Mrs Clutterbuck's class: sometime in the early 'eighties. The door opens onto rows of single desks, side on, and there's a window seat across the room. The school used to be a grand home but the furniture's changed and there are dry-erase white boards in place of artwork. There's an impressive entry with a marble slab stairwell clinging to the walls, taking it's time to meander past large stone windows, down to the iron studded double oak doors. Beyond Mrs Clutterbuck's class is the stairwell. We never use it, of course. We come in through the cloakroom at the back. Past the dining rooms, eyes on the black and red floor tiles, and up the back stairs. Homework is to find out what our first words were.
'Cow', I discover, and write it proudly on my piece of paper. Cow. I learn that my brother said 'Clower' and I imagine my mum pushing him in the purple Silver Cross pram and pointing out the primroses and snowdrops as they emerged from the hedgerows. Or maybe it was later, May perhaps, and the lane was full of cow parsley and campions. By the time I arrived, my brother would have just been toddling at my mum's side. You didn't have to walk very far before reaching the crooked iron gates and seeing the cows. Damp pink noses pushing through the bars, whiskers as tough as fishing line. The farmer left giant bricks of salt by the water troughs which they'd lick like eroded sandstone, before pushing their vast sandpaper tongues up a nostril. My brother's gaze, by now, had shifted from flowers to cows and I was the beneficiary. 'Cow' would be my entry into language, my stepping stone. How often did we walk up the lane? Twice daily, with the dog? A single track, muddied tarmac, with gravel smoothed in two neat grooves from the wear of car tyres. I can only imagine those walks but they are sealed forever in a part of me with the knowledge of my first word. I remember the later walks, using my doll's bonnet to stash wild strawberries only to find out that I had stained the soft blond flannel with a gash of red that looked forever like a head injury. I was not a 'girly girl'; I had called the doll 'floppy legs', but it still shocked me. And later again, home from boarding school, walking with my camera, taking pictures of those noses, or of black and white hide pulled tight over angular haunches. Then the walking became running the loop; up the lane in one direction, zig-zaging to the end, a left and right, up the hill, past Treswallen and Creed Lane, hugging the hedge on the way down the other side, over the bridge and back home.
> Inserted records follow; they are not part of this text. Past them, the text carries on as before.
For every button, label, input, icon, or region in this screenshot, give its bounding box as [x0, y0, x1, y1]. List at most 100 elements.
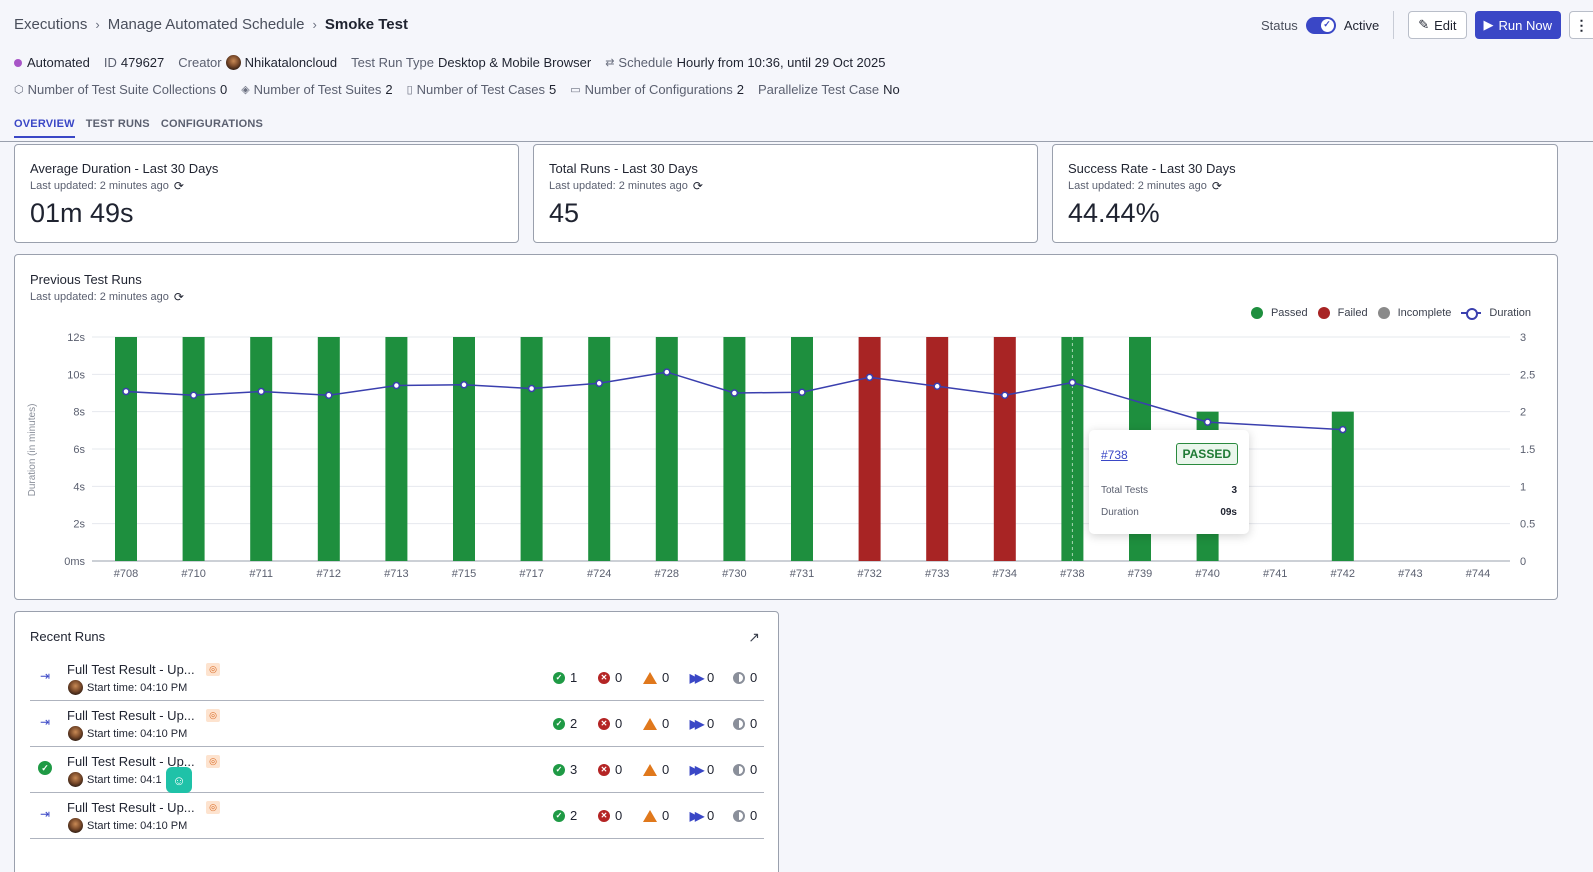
run-start-time: Start time: 04:10 PM	[68, 726, 187, 741]
refresh-icon[interactable]: ⟳	[1211, 179, 1222, 193]
duration-point	[865, 373, 874, 382]
stat-value: 44.44%	[1068, 198, 1160, 228]
x-tick-label: #724	[587, 568, 611, 580]
failed-count: ✕ 0	[598, 716, 643, 731]
check-circle-icon: ✓	[553, 809, 565, 822]
legend-passed[interactable]: Passed	[1250, 307, 1308, 319]
failed-count: ✕ 0	[598, 762, 643, 777]
pencil-icon: ✎	[1418, 17, 1430, 32]
run-name[interactable]: Full Test Result - Up...	[67, 662, 195, 677]
count-value: 0	[615, 670, 623, 685]
camera-tag-icon: ◎	[206, 801, 220, 814]
chart-title: Previous Test Runs	[30, 272, 142, 287]
duration-point	[933, 382, 941, 391]
tab-overview[interactable]: OVERVIEW	[14, 118, 75, 138]
status-toggle[interactable]: ✓	[1305, 16, 1336, 34]
divider	[1393, 11, 1395, 39]
duration-point	[595, 379, 603, 388]
stat-value: 45	[549, 198, 580, 228]
run-row[interactable]: ⇥ Full Test Result - Up... ◎ Start time: 04…	[30, 793, 764, 839]
status-value: Active	[1343, 17, 1380, 33]
suites-label: Number of Test Suites	[253, 82, 382, 97]
cases-value: 5	[549, 82, 557, 97]
cases-label: Number of Test Cases	[416, 82, 545, 97]
more-options-button[interactable]: ⋮	[1569, 11, 1593, 39]
x-tick-label: #741	[1263, 568, 1287, 580]
refresh-icon[interactable]: ⟳	[173, 290, 184, 304]
run-row[interactable]: ⇥ Full Test Result - Up... ◎ Start time: 04…	[30, 655, 764, 701]
collections-value: 0	[219, 82, 228, 97]
meta-row-2: ⬡ Number of Test Suite Collections 0 ◈ N…	[14, 82, 914, 97]
warning-icon	[643, 809, 657, 822]
legend-duration[interactable]: Duration	[1461, 307, 1531, 320]
duration-point	[1001, 391, 1009, 399]
configs-value: 2	[736, 82, 745, 97]
meta-row-1: Automated ID 479627 Creator Nhikataloncl…	[14, 55, 899, 70]
breadcrumb-executions[interactable]: Executions	[14, 16, 88, 33]
x-tick-label: #742	[1331, 568, 1355, 580]
x-tick-label: #734	[993, 568, 1017, 580]
document-icon: ⇥	[39, 807, 51, 821]
refresh-icon[interactable]: ⟳	[692, 179, 703, 193]
run-name[interactable]: Full Test Result - Up...	[67, 754, 195, 769]
skipped-count: ▶▶ 0	[688, 762, 733, 777]
external-link-icon[interactable]: ↗	[748, 629, 760, 645]
breadcrumb-manage-schedule[interactable]: Manage Automated Schedule	[107, 16, 305, 33]
suites-count: ◈ Number of Test Suites 2	[241, 82, 392, 97]
y-left-tick-label: 6s	[73, 444, 85, 456]
count-value: 0	[707, 808, 715, 823]
chart-legend: Passed Failed Incomplete Duration	[1250, 307, 1531, 320]
file-icon: ▯	[406, 84, 413, 96]
run-now-button[interactable]: ▶ Run Now	[1474, 11, 1561, 39]
previous-test-runs-chart: 0ms 2s 4s 6s 8s 10s 12s 0 0.5 1 1.5 2 2.5 3 Duration (…	[27, 332, 1535, 580]
count-value: 0	[750, 762, 758, 777]
avatar	[225, 55, 241, 70]
recent-runs-card: Recent Runs ↗ ⇥ Full Test Result - Up... ◎…	[14, 611, 779, 872]
run-row[interactable]: ⇥ Full Test Result - Up... ◎ Start time: 04…	[30, 701, 764, 747]
bar-passed	[1061, 337, 1084, 561]
edit-button-label: Edit	[1434, 17, 1457, 33]
run-name[interactable]: Full Test Result - Up...	[67, 800, 195, 815]
suite-collections-count: ⬡ Number of Test Suite Collections 0	[14, 82, 227, 97]
support-chat-icon[interactable]: ☺	[166, 767, 192, 793]
y-right-tick-label: 2.5	[1520, 369, 1535, 381]
tab-test-runs[interactable]: TEST RUNS	[85, 118, 150, 130]
edit-button[interactable]: ✎ Edit	[1408, 11, 1467, 39]
legend-label: Passed	[1270, 307, 1308, 319]
play-circle-icon: ▶	[1483, 17, 1494, 32]
refresh-icon[interactable]: ⟳	[173, 179, 184, 193]
legend-swatch	[1250, 307, 1263, 319]
duration-point	[122, 387, 130, 396]
stat-title: Total Runs - Last 30 Days	[549, 161, 698, 176]
tooltip-run-link[interactable]: #738	[1101, 448, 1128, 462]
warning-icon	[643, 671, 657, 684]
x-tick-label: #713	[384, 568, 408, 580]
count-value: 0	[662, 762, 670, 777]
legend-failed[interactable]: Failed	[1317, 307, 1368, 319]
x-tick-label: #738	[1060, 568, 1084, 580]
x-tick-label: #712	[317, 568, 341, 580]
stat-title: Success Rate - Last 30 Days	[1068, 161, 1236, 176]
creator-label: Creator	[178, 55, 222, 70]
bar-failed	[993, 337, 1016, 561]
y-right-tick-label: 2	[1520, 407, 1526, 419]
chevron-right-icon: ›	[95, 17, 100, 32]
x-circle-icon: ✕	[598, 763, 610, 776]
warning-icon	[643, 763, 657, 776]
y-left-tick-label: 12s	[67, 332, 85, 344]
id-label: ID	[103, 55, 117, 70]
count-value: 0	[707, 762, 715, 777]
count-value: 0	[707, 670, 715, 685]
passed-count: ✓ 3	[553, 762, 598, 777]
legend-incomplete[interactable]: Incomplete	[1377, 307, 1451, 319]
count-value: 0	[615, 762, 623, 777]
run-row[interactable]: ✓ Full Test Result - Up... ◎ Start time: 04…	[30, 747, 764, 793]
document-icon: ⇥	[39, 669, 51, 683]
x-circle-icon: ✕	[598, 671, 610, 684]
run-name[interactable]: Full Test Result - Up...	[67, 708, 195, 723]
bar-passed	[791, 337, 813, 561]
tab-configurations[interactable]: CONFIGURATIONS	[160, 118, 264, 130]
cube-icon: ⬡	[14, 84, 24, 96]
automated-dot-icon	[14, 58, 22, 67]
x-tick-label: #732	[857, 568, 881, 580]
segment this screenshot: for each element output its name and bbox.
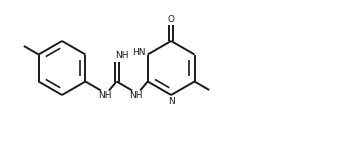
Text: NH: NH <box>98 91 112 100</box>
Text: O: O <box>168 15 175 24</box>
Text: NH: NH <box>115 51 128 60</box>
Text: HN: HN <box>132 48 145 57</box>
Text: N: N <box>168 96 174 106</box>
Text: NH: NH <box>130 91 143 100</box>
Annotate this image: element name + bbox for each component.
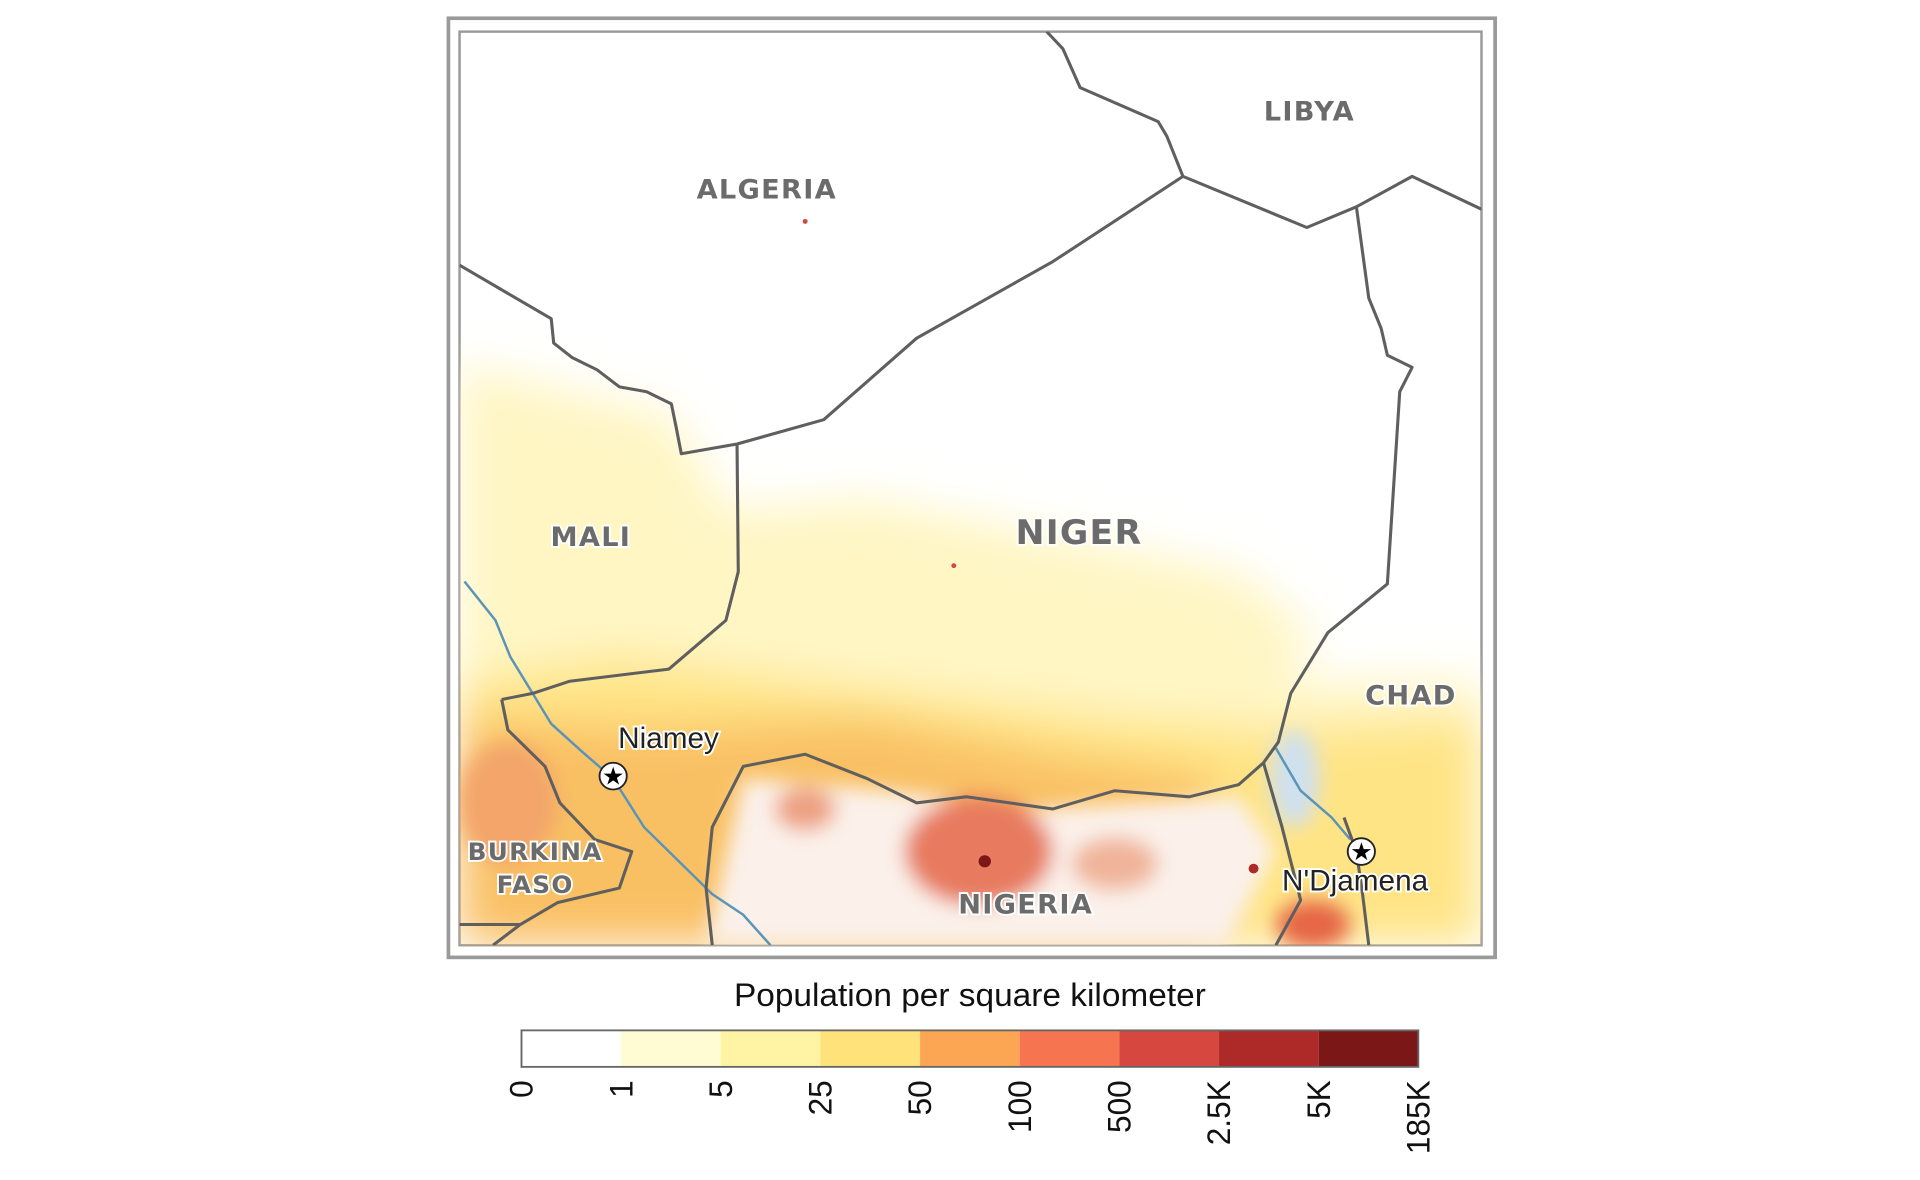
- legend-tick-label: 25: [802, 1080, 838, 1115]
- legend-tick-label: 50: [902, 1080, 938, 1115]
- chari-river: [1274, 747, 1352, 841]
- border: [704, 752, 1265, 946]
- niger-river: [463, 580, 772, 946]
- legend-tick-label: 100: [1002, 1080, 1038, 1133]
- border: [1262, 206, 1414, 764]
- legend-tick-label: 5K: [1301, 1080, 1337, 1119]
- legend-swatch: [621, 1030, 721, 1067]
- burkina-cluster: [459, 742, 558, 864]
- country-label: CHAD: [1365, 681, 1456, 712]
- legend-tick-label: 500: [1101, 1080, 1137, 1133]
- legend-swatch: [920, 1030, 1020, 1067]
- city-label: N'Djamena: [1282, 865, 1429, 898]
- legend-tick-label: 185K: [1400, 1080, 1436, 1154]
- border: [501, 444, 740, 701]
- country-label: MALI: [551, 522, 632, 553]
- capital-marker: [598, 761, 628, 791]
- country-label: NIGERIA: [958, 890, 1093, 921]
- legend-swatch: [1119, 1030, 1220, 1067]
- legend-swatch: [521, 1030, 622, 1067]
- legend-swatch: [1219, 1030, 1319, 1067]
- legend-swatch: [820, 1030, 921, 1067]
- country-label: FASO: [497, 870, 574, 899]
- legend-tick-label: 1: [603, 1080, 639, 1098]
- legend-tick-label: 0: [503, 1080, 539, 1098]
- border: [459, 699, 634, 946]
- legend-swatch: [1318, 1030, 1419, 1067]
- legend-outline: [520, 1029, 1420, 1068]
- kano-cluster: [904, 796, 1053, 907]
- capital-star: ★: [1350, 839, 1372, 866]
- country-label: LIBYA: [1264, 97, 1355, 128]
- legend-title: Population per square kilometer: [734, 977, 1206, 1014]
- kano-dot: [978, 855, 991, 868]
- country-label: NIGER: [1015, 513, 1142, 553]
- legend-swatch: [720, 1030, 821, 1067]
- capital-star: ★: [602, 764, 624, 791]
- legend-swatch: [1019, 1030, 1120, 1067]
- density-layer: [459, 31, 1482, 946]
- city-label: Niamey: [618, 722, 719, 755]
- town-dot: [802, 218, 808, 224]
- capital-marker: [1346, 837, 1376, 866]
- town-dot: [951, 563, 957, 569]
- legend-tick-label: 5: [703, 1080, 739, 1098]
- sokoto-cluster: [774, 787, 837, 831]
- legend: 0 1 5 25 50 100 500 2.5K 5K 185K: [503, 1029, 1437, 1154]
- country-label: ALGERIA: [697, 175, 837, 206]
- border: [459, 31, 1185, 456]
- maiduguri-dot: [1248, 863, 1259, 874]
- east-cluster: [1071, 836, 1159, 891]
- country-label: BURKINA: [468, 837, 603, 866]
- legend-tick-label: 2.5K: [1201, 1080, 1237, 1145]
- border: [1261, 762, 1371, 946]
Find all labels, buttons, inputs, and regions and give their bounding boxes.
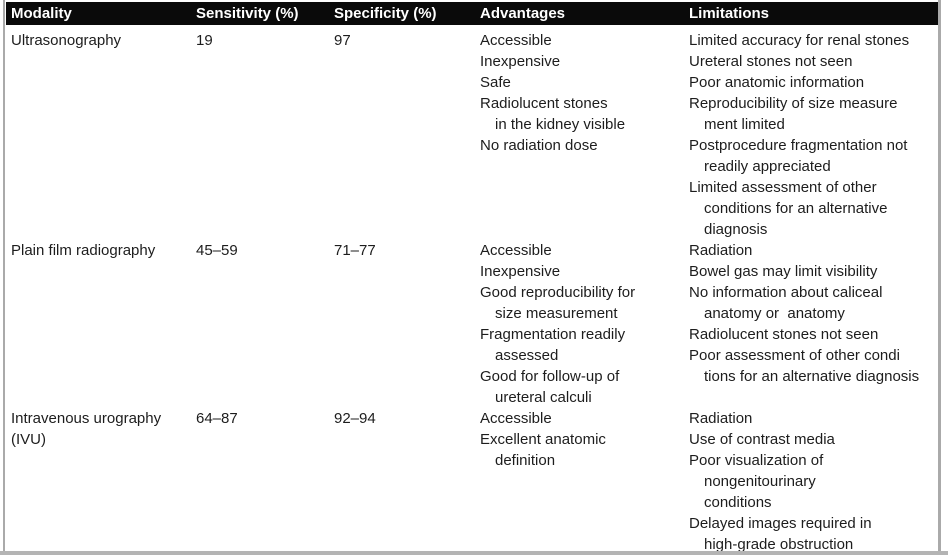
page-edge-left xyxy=(3,0,5,555)
advantage-line: Excellent anatomic xyxy=(480,431,606,448)
column-header-limitations: Limitations xyxy=(689,5,770,22)
limitation-line: Poor assessment of other condi xyxy=(689,347,900,364)
advantage-line: definition xyxy=(495,452,556,469)
cell-specificity: 92–94 xyxy=(334,408,480,555)
cell-modality: Ultrasonography xyxy=(6,30,196,240)
advantage-line: Safe xyxy=(480,74,511,91)
modality-line: Ultrasonography xyxy=(11,32,122,49)
advantage-line: in the kidney visible xyxy=(495,116,626,133)
page-edge-bottom xyxy=(0,551,948,555)
page-edge-right xyxy=(938,0,941,555)
cell-advantages: Accessible Inexpensive Safe Radiolucent sto… xyxy=(480,30,689,240)
cell-modality: Intravenous urography (IVU) xyxy=(6,408,196,555)
specificity-value: 92–94 xyxy=(334,410,376,427)
column-header-advantages: Advantages xyxy=(480,5,566,22)
table-header-row: Modality Sensitivity (%) Specificity (%)… xyxy=(6,2,938,25)
advantage-line: Fragmentation readily xyxy=(480,326,626,343)
limitation-line: Limited assessment of other xyxy=(689,179,877,196)
advantage-line: ureteral calculi xyxy=(495,389,592,406)
cell-limitations: Limited accuracy for renal stones Uretera… xyxy=(689,30,938,240)
table-body: Ultrasonography 19 97 Accessible Inexpensive… xyxy=(6,25,938,555)
table-row: Intravenous urography (IVU) 64–87 92–94 Acce… xyxy=(6,408,938,555)
advantage-line: Radiolucent stones xyxy=(480,95,608,112)
limitation-line: Radiolucent stones not seen xyxy=(689,326,879,343)
cell-sensitivity: 64–87 xyxy=(196,408,334,555)
sensitivity-value: 45–59 xyxy=(196,242,238,259)
limitation-line: high-grade obstruction xyxy=(704,536,854,553)
cell-specificity: 71–77 xyxy=(334,240,480,408)
column-header-sensitivity: Sensitivity (%) xyxy=(196,5,299,22)
cell-limitations: Radiation Bowel gas may limit visibility N… xyxy=(689,240,938,408)
cell-modality: Plain film radiography xyxy=(6,240,196,408)
advantage-line: No radiation dose xyxy=(480,137,598,154)
limitation-line: anatomy or anatomy xyxy=(704,305,845,322)
limitation-line: Reproducibility of size measure xyxy=(689,95,898,112)
limitation-line: Radiation xyxy=(689,410,753,427)
table-row: Plain film radiography 45–59 71–77 Accessib… xyxy=(6,240,938,408)
modality-line: Plain film radiography xyxy=(11,242,156,259)
limitation-line: ment limited xyxy=(704,116,785,133)
specificity-value: 97 xyxy=(334,32,351,49)
sensitivity-value: 19 xyxy=(196,32,213,49)
cell-sensitivity: 45–59 xyxy=(196,240,334,408)
limitation-line: conditions xyxy=(704,494,772,511)
limitation-line: Bowel gas may limit visibility xyxy=(689,263,878,280)
specificity-value: 71–77 xyxy=(334,242,376,259)
limitation-line: Use of contrast media xyxy=(689,431,835,448)
modality-comparison-table: Modality Sensitivity (%) Specificity (%)… xyxy=(6,2,938,555)
limitation-line: readily appreciated xyxy=(704,158,831,175)
limitation-line: Ureteral stones not seen xyxy=(689,53,853,70)
advantage-line: Inexpensive xyxy=(480,53,561,70)
modality-line: (IVU) xyxy=(11,431,46,448)
advantage-line: Inexpensive xyxy=(480,263,561,280)
advantage-line: size measurement xyxy=(495,305,618,322)
cell-sensitivity: 19 xyxy=(196,30,334,240)
advantage-line: Accessible xyxy=(480,242,552,259)
sensitivity-value: 64–87 xyxy=(196,410,238,427)
table-row: Ultrasonography 19 97 Accessible Inexpensive… xyxy=(6,30,938,240)
limitation-line: Delayed images required in xyxy=(689,515,872,532)
advantage-line: Accessible xyxy=(480,32,552,49)
limitation-line: Poor anatomic information xyxy=(689,74,865,91)
advantage-line: assessed xyxy=(495,347,559,364)
cell-advantages: Accessible Inexpensive Good reproducibilit… xyxy=(480,240,689,408)
limitation-line: nongenitourinary xyxy=(704,473,816,490)
advantage-line: Good for follow-up of xyxy=(480,368,620,385)
cell-limitations: Radiation Use of contrast media Poor visua… xyxy=(689,408,938,555)
limitation-line: Postprocedure fragmentation not xyxy=(689,137,908,154)
limitation-line: conditions for an alternative xyxy=(704,200,888,217)
column-header-specificity: Specificity (%) xyxy=(334,5,437,22)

What is a first word? Must it be accompanied by a pointed finger? 'Look, a cow!' Or is it a mother's memory; 'You loved the cows, we walked the lane so often to look at them.' Our youngest has, in the past few weeks, put his first word on the slate of his emerging history. Though he mimiced 'apple' beautifully several times he hasn't quite aligned the softly spoken syllables to the fruit in the bowl. What he does say frequently and what is all too clearly understood is 'Nee new', copied from his brothers' 'I need you!' He must have worked out that 'Nee new', in this house, is the equivalent of dialing a first responder. What picture will this third child draw for himself when he is asked by his teacher to find out his first word? Mine, after all, could have come from a picture book.